The estimates of genetic correlation for birth weight with other traits was in the range of 23–48%, which gives an evidence for the fact that BWT is not the good criteria of selection of animals for higher gain at adult stage. The genetic correlation estimate of 0.48 for BWT–3WT was in accordance with the estimate of 0.52 by Hanford et al. (2003) in Targhee sheep, 0.45 by and 0.41 by Gowane et al. (2010a, 2010b) in Bharat Merino and Malpura sheep, respectively. The genetic correlation of 3WT with 6WT, 9WT and 12WT were 0.83 ± 0.049, 0.88 ± 0.079 and 0.56 ± 0.124, respectively. Similar results were observed by Swain et al. (2004) in Bharat Merino sheep and Gohil (2010) in Marwari sheep. The genetic correlation of 6WT with 9WT and 12WT were 0.84 ± 0.067 and 0.39 ± 0.143, respectively. The genetic correlation between 9WT–12WT was 0.76 ± 0.090. The estimates of genetic correlation between these body weight traits in current study were in accordance with the findings of Gowane et al. (2010a) in Bharat Merino sheep. For average daily gains, the estimates of genetic correlation between ADG1–ADG2, ADG1–ADG3 and ADG2–ADG3 are 0.21 ± 0.188, –0.18 ± 0.170 and –0.39 ± 0.182, respectively.

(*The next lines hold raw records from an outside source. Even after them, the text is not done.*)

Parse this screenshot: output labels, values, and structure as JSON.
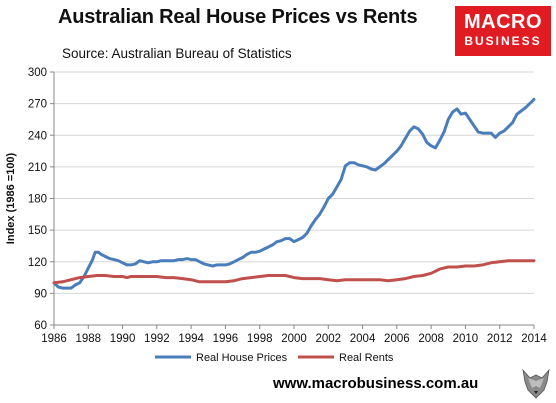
{
  "header": {
    "title": "Australian Real House Prices vs Rents",
    "subtitle": "Source: Australian Bureau of Statistics"
  },
  "logo": {
    "line1": "MACRO",
    "line2": "BUSINESS",
    "color": "#e11b22"
  },
  "footer": {
    "url": "www.macrobusiness.com.au"
  },
  "chart_data": {
    "type": "line",
    "title": "Australian Real House Prices vs Rents",
    "xlabel": "",
    "ylabel": "Index (1986 =100)",
    "xlim": [
      1986,
      2014
    ],
    "ylim": [
      60,
      300
    ],
    "x_ticks": [
      1986,
      1988,
      1990,
      1992,
      1994,
      1996,
      1998,
      2000,
      2002,
      2004,
      2006,
      2008,
      2010,
      2012,
      2014
    ],
    "y_ticks": [
      60,
      90,
      120,
      150,
      180,
      210,
      240,
      270,
      300
    ],
    "grid": "horizontal",
    "legend": "bottom",
    "series": [
      {
        "name": "Real House Prices",
        "color": "#4a7ebb",
        "points": [
          [
            1986,
            100
          ],
          [
            1986.25,
            96
          ],
          [
            1986.5,
            95
          ],
          [
            1986.75,
            95
          ],
          [
            1987,
            95
          ],
          [
            1987.25,
            98
          ],
          [
            1987.5,
            100
          ],
          [
            1987.75,
            106
          ],
          [
            1988,
            114
          ],
          [
            1988.25,
            122
          ],
          [
            1988.4,
            129
          ],
          [
            1988.6,
            129
          ],
          [
            1988.75,
            127
          ],
          [
            1989,
            125
          ],
          [
            1989.25,
            123
          ],
          [
            1989.5,
            122
          ],
          [
            1989.75,
            121
          ],
          [
            1990,
            119
          ],
          [
            1990.25,
            117
          ],
          [
            1990.5,
            117
          ],
          [
            1990.75,
            118
          ],
          [
            1991,
            121
          ],
          [
            1991.25,
            120
          ],
          [
            1991.5,
            119
          ],
          [
            1991.75,
            120
          ],
          [
            1992,
            120
          ],
          [
            1992.25,
            121
          ],
          [
            1992.5,
            121
          ],
          [
            1992.75,
            121
          ],
          [
            1993,
            121
          ],
          [
            1993.25,
            122
          ],
          [
            1993.5,
            122
          ],
          [
            1993.75,
            123
          ],
          [
            1994,
            122
          ],
          [
            1994.25,
            122
          ],
          [
            1994.5,
            120
          ],
          [
            1994.75,
            118
          ],
          [
            1995,
            117
          ],
          [
            1995.25,
            116
          ],
          [
            1995.5,
            117
          ],
          [
            1995.75,
            117
          ],
          [
            1996,
            117
          ],
          [
            1996.25,
            118
          ],
          [
            1996.5,
            120
          ],
          [
            1996.75,
            122
          ],
          [
            1997,
            124
          ],
          [
            1997.25,
            127
          ],
          [
            1997.5,
            129
          ],
          [
            1997.75,
            129
          ],
          [
            1998,
            130
          ],
          [
            1998.25,
            132
          ],
          [
            1998.5,
            134
          ],
          [
            1998.75,
            136
          ],
          [
            1999,
            139
          ],
          [
            1999.25,
            140
          ],
          [
            1999.5,
            142
          ],
          [
            1999.75,
            142
          ],
          [
            2000,
            139
          ],
          [
            2000.25,
            141
          ],
          [
            2000.5,
            143
          ],
          [
            2000.75,
            147
          ],
          [
            2001,
            154
          ],
          [
            2001.25,
            160
          ],
          [
            2001.5,
            165
          ],
          [
            2001.75,
            172
          ],
          [
            2002,
            180
          ],
          [
            2002.25,
            184
          ],
          [
            2002.5,
            191
          ],
          [
            2002.75,
            198
          ],
          [
            2003,
            211
          ],
          [
            2003.25,
            214
          ],
          [
            2003.5,
            214
          ],
          [
            2003.75,
            212
          ],
          [
            2004,
            211
          ],
          [
            2004.25,
            210
          ],
          [
            2004.5,
            208
          ],
          [
            2004.75,
            207
          ],
          [
            2005,
            210
          ],
          [
            2005.25,
            213
          ],
          [
            2005.5,
            217
          ],
          [
            2005.75,
            221
          ],
          [
            2006,
            225
          ],
          [
            2006.25,
            230
          ],
          [
            2006.5,
            237
          ],
          [
            2006.75,
            244
          ],
          [
            2007,
            248
          ],
          [
            2007.25,
            246
          ],
          [
            2007.5,
            241
          ],
          [
            2007.75,
            233
          ],
          [
            2008,
            230
          ],
          [
            2008.25,
            228
          ],
          [
            2008.5,
            235
          ],
          [
            2008.75,
            243
          ],
          [
            2009,
            255
          ],
          [
            2009.25,
            262
          ],
          [
            2009.5,
            265
          ],
          [
            2009.75,
            260
          ],
          [
            2010,
            261
          ],
          [
            2010.25,
            255
          ],
          [
            2010.5,
            249
          ],
          [
            2010.75,
            243
          ],
          [
            2011,
            242
          ],
          [
            2011.25,
            242
          ],
          [
            2011.5,
            242
          ],
          [
            2011.75,
            238
          ],
          [
            2012,
            242
          ],
          [
            2012.25,
            244
          ],
          [
            2012.5,
            248
          ],
          [
            2012.75,
            252
          ],
          [
            2013,
            260
          ],
          [
            2013.25,
            263
          ],
          [
            2013.5,
            266
          ],
          [
            2013.75,
            270
          ],
          [
            2014,
            274
          ]
        ]
      },
      {
        "name": "Real Rents",
        "color": "#c0504d",
        "points": [
          [
            1986,
            100
          ],
          [
            1986.5,
            101
          ],
          [
            1987,
            103
          ],
          [
            1987.5,
            105
          ],
          [
            1988,
            106
          ],
          [
            1988.5,
            107
          ],
          [
            1989,
            107
          ],
          [
            1989.5,
            106
          ],
          [
            1990,
            106
          ],
          [
            1990.25,
            105
          ],
          [
            1990.5,
            106
          ],
          [
            1991,
            106
          ],
          [
            1991.5,
            106
          ],
          [
            1992,
            106
          ],
          [
            1992.5,
            105
          ],
          [
            1993,
            105
          ],
          [
            1993.5,
            104
          ],
          [
            1994,
            103
          ],
          [
            1994.5,
            101
          ],
          [
            1995,
            101
          ],
          [
            1995.5,
            101
          ],
          [
            1996,
            101
          ],
          [
            1996.5,
            102
          ],
          [
            1997,
            104
          ],
          [
            1997.5,
            105
          ],
          [
            1998,
            106
          ],
          [
            1998.5,
            107
          ],
          [
            1999,
            107
          ],
          [
            1999.5,
            107
          ],
          [
            2000,
            105
          ],
          [
            2000.5,
            104
          ],
          [
            2001,
            104
          ],
          [
            2001.5,
            104
          ],
          [
            2002,
            103
          ],
          [
            2002.5,
            102
          ],
          [
            2003,
            103
          ],
          [
            2003.5,
            103
          ],
          [
            2004,
            103
          ],
          [
            2004.5,
            103
          ],
          [
            2005,
            103
          ],
          [
            2005.5,
            102
          ],
          [
            2006,
            103
          ],
          [
            2006.5,
            104
          ],
          [
            2007,
            106
          ],
          [
            2007.5,
            107
          ],
          [
            2008,
            109
          ],
          [
            2008.5,
            113
          ],
          [
            2009,
            115
          ],
          [
            2009.5,
            115
          ],
          [
            2010,
            116
          ],
          [
            2010.5,
            116
          ],
          [
            2011,
            117
          ],
          [
            2011.5,
            119
          ],
          [
            2012,
            120
          ],
          [
            2012.5,
            121
          ],
          [
            2013,
            121
          ],
          [
            2013.5,
            121
          ],
          [
            2014,
            121
          ]
        ]
      }
    ]
  }
}
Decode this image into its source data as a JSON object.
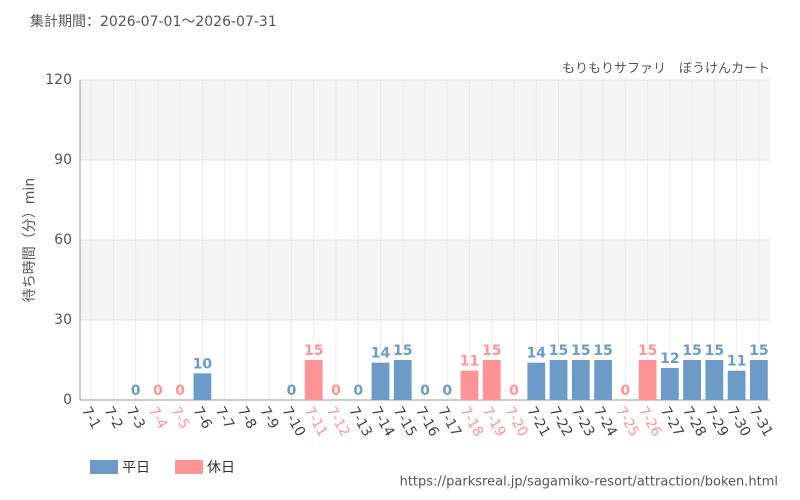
{
  "chart_data": {
    "type": "bar",
    "title": "集計期間：2026-07-01～2026-07-31",
    "subtitle": "もりもりサファリ　ぼうけんカート",
    "y_label": "待ち時間（分）min",
    "footer": "https://parksreal.jp/sagamiko-resort/attraction/boken.html",
    "categories": [
      "7-1",
      "7-2",
      "7-3",
      "7-4",
      "7-5",
      "7-6",
      "7-7",
      "7-8",
      "7-9",
      "7-10",
      "7-11",
      "7-12",
      "7-13",
      "7-14",
      "7-15",
      "7-16",
      "7-17",
      "7-18",
      "7-19",
      "7-20",
      "7-21",
      "7-22",
      "7-23",
      "7-24",
      "7-25",
      "7-26",
      "7-27",
      "7-28",
      "7-29",
      "7-30",
      "7-31"
    ],
    "series": [
      {
        "name": "平日",
        "color": "#6b9bc6",
        "values": [
          null,
          null,
          0,
          null,
          null,
          10,
          null,
          null,
          null,
          0,
          null,
          null,
          0,
          14,
          15,
          0,
          0,
          null,
          null,
          null,
          14,
          15,
          15,
          15,
          null,
          null,
          12,
          15,
          15,
          11,
          15
        ]
      },
      {
        "name": "休日",
        "color": "#ff9496",
        "values": [
          null,
          null,
          null,
          0,
          0,
          null,
          null,
          null,
          null,
          null,
          15,
          0,
          null,
          null,
          null,
          null,
          null,
          11,
          15,
          0,
          null,
          null,
          null,
          null,
          0,
          15,
          null,
          null,
          null,
          null,
          null
        ]
      }
    ],
    "ylim": [
      0,
      120
    ],
    "yticks": [
      0,
      30,
      60,
      90,
      120
    ],
    "grid": true,
    "legend": "bottom-left"
  }
}
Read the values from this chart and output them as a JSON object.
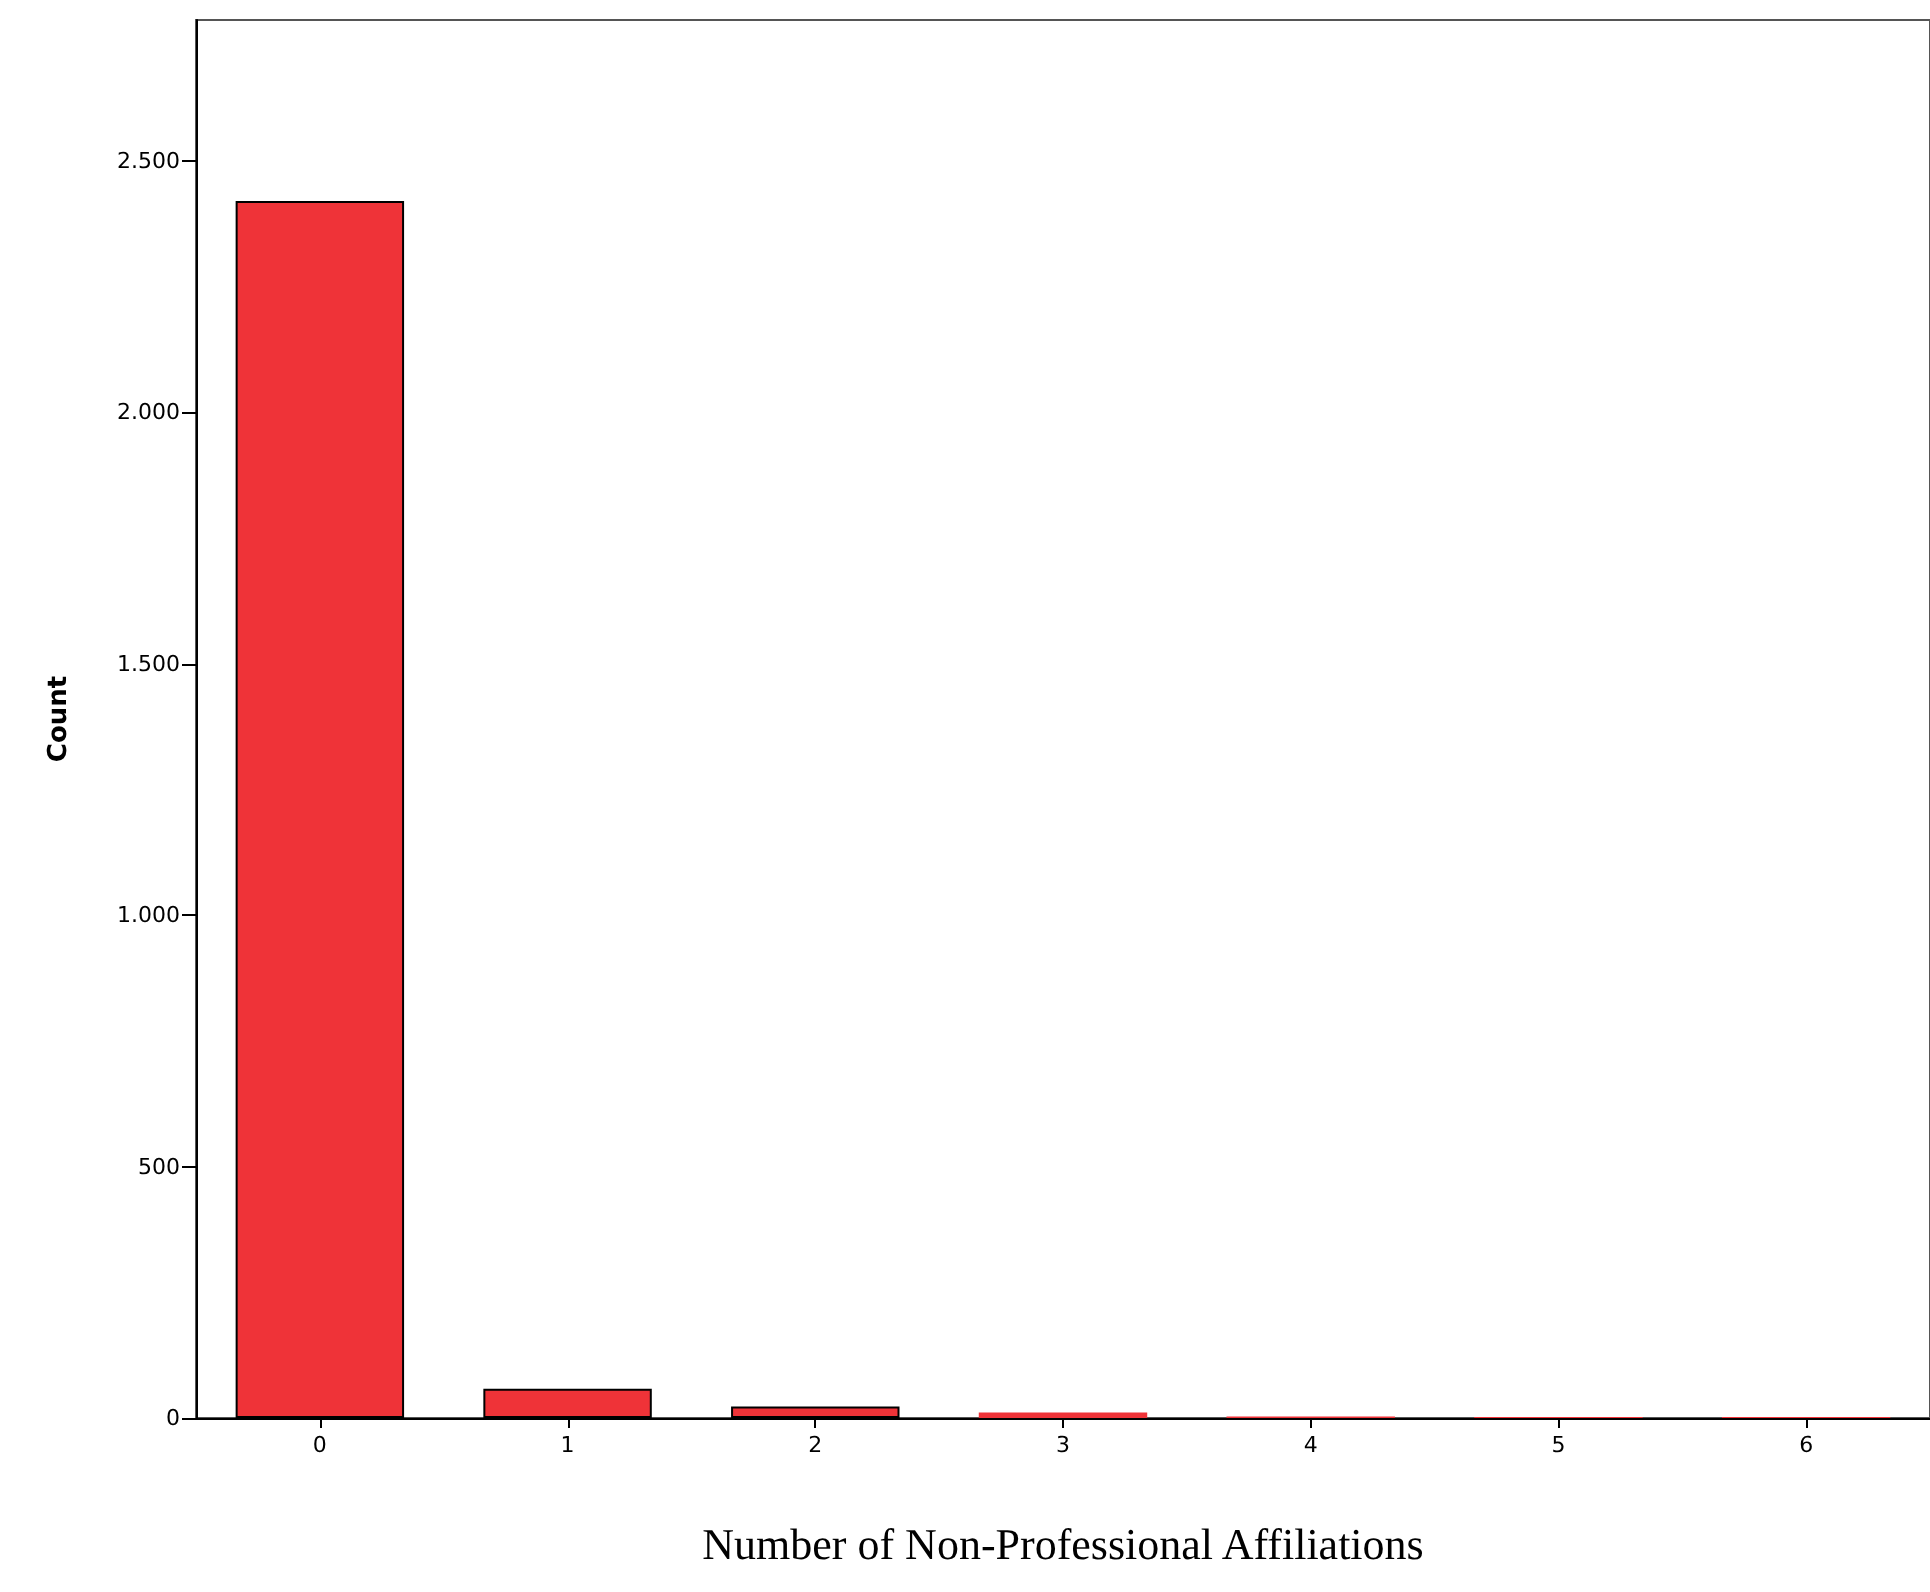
{
  "chart_data": {
    "type": "bar",
    "xlabel": "Number of Non-Professional Affiliations",
    "ylabel": "Count",
    "categories": [
      "0",
      "1",
      "2",
      "3",
      "4",
      "5",
      "6"
    ],
    "values": [
      2420,
      58,
      23,
      11,
      3,
      2,
      2
    ],
    "color": "#ef3338",
    "ylim": [
      0,
      2780
    ],
    "yticks": [
      0,
      500,
      {
        "value": 1000,
        "label": "1.000"
      },
      {
        "value": 1500,
        "label": "1.500"
      },
      {
        "value": 2000,
        "label": "2.000"
      },
      {
        "value": 2500,
        "label": "2.500"
      }
    ],
    "grid": false
  }
}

High genetic correlations between body weight traits suggest that many of the genetic factors that influence body weight at weaning to adult stage were the same. On the basis of high genetic correlation of 6WT–9WT and moderate 6WT–12WT, it can be said that animals with above average 6WT would tend to be above average in genetic merit for 9WT and 12WT. High genetic correlation between 3WT and post 3WT’s are indicative of similar response to the selection, if selection is carried out at weaning instead of the present practice of selection at 6 months.

4. Conclusions

Additive genetic variability for all the growth traits was moderate to high, suggesting further scope for genetic improvement in the flock. Along with direct effects of the animal, additive maternal effects also need to be considered for genetic evaluation of post-weaning body weight traits and post-weaning average daily gain from 6–12 months of age. Maternal permanent environmental effect was evident only up to weaning for body weight traits and not evident in daily gains. Genetic and phenotypic correlations between body weight traits were moderate to high indicating that there is no genetic antagonism between these traits; however, post-weaning daily gains have negative relationship due to compensatory growth effects. In present study, direct maternal as well as maternal permanent effect was found negligible at WWT which can be explained as in addition to dam’s milk, lambs are also sent for grazing for short duration in a day as separate flock at very early age. Moreover there is high genetic correlation among WWT and 6WT suggesting scope of early selection of animals at weaning instead of present practice of selection at 6 months of age.

Acknowledgements

Authors are thankful to the Director, Central Sheep and Wool Research Institute; Head, Arid Region Campus, Central Sheep and Wool Research Institute; Vice-chancellor, Rajasthan University of Veterinary and Animal Sciences; and Dean, College of Veterinary and Animal Science; for providing the facilities for the execution of work. The technical help rendered by Mr. Vimal Mehrotra T-7-8 at Arid Region Campus, Central Sheep and Wool Research Institute, Bikaner, during data collection is deeply acknowledged.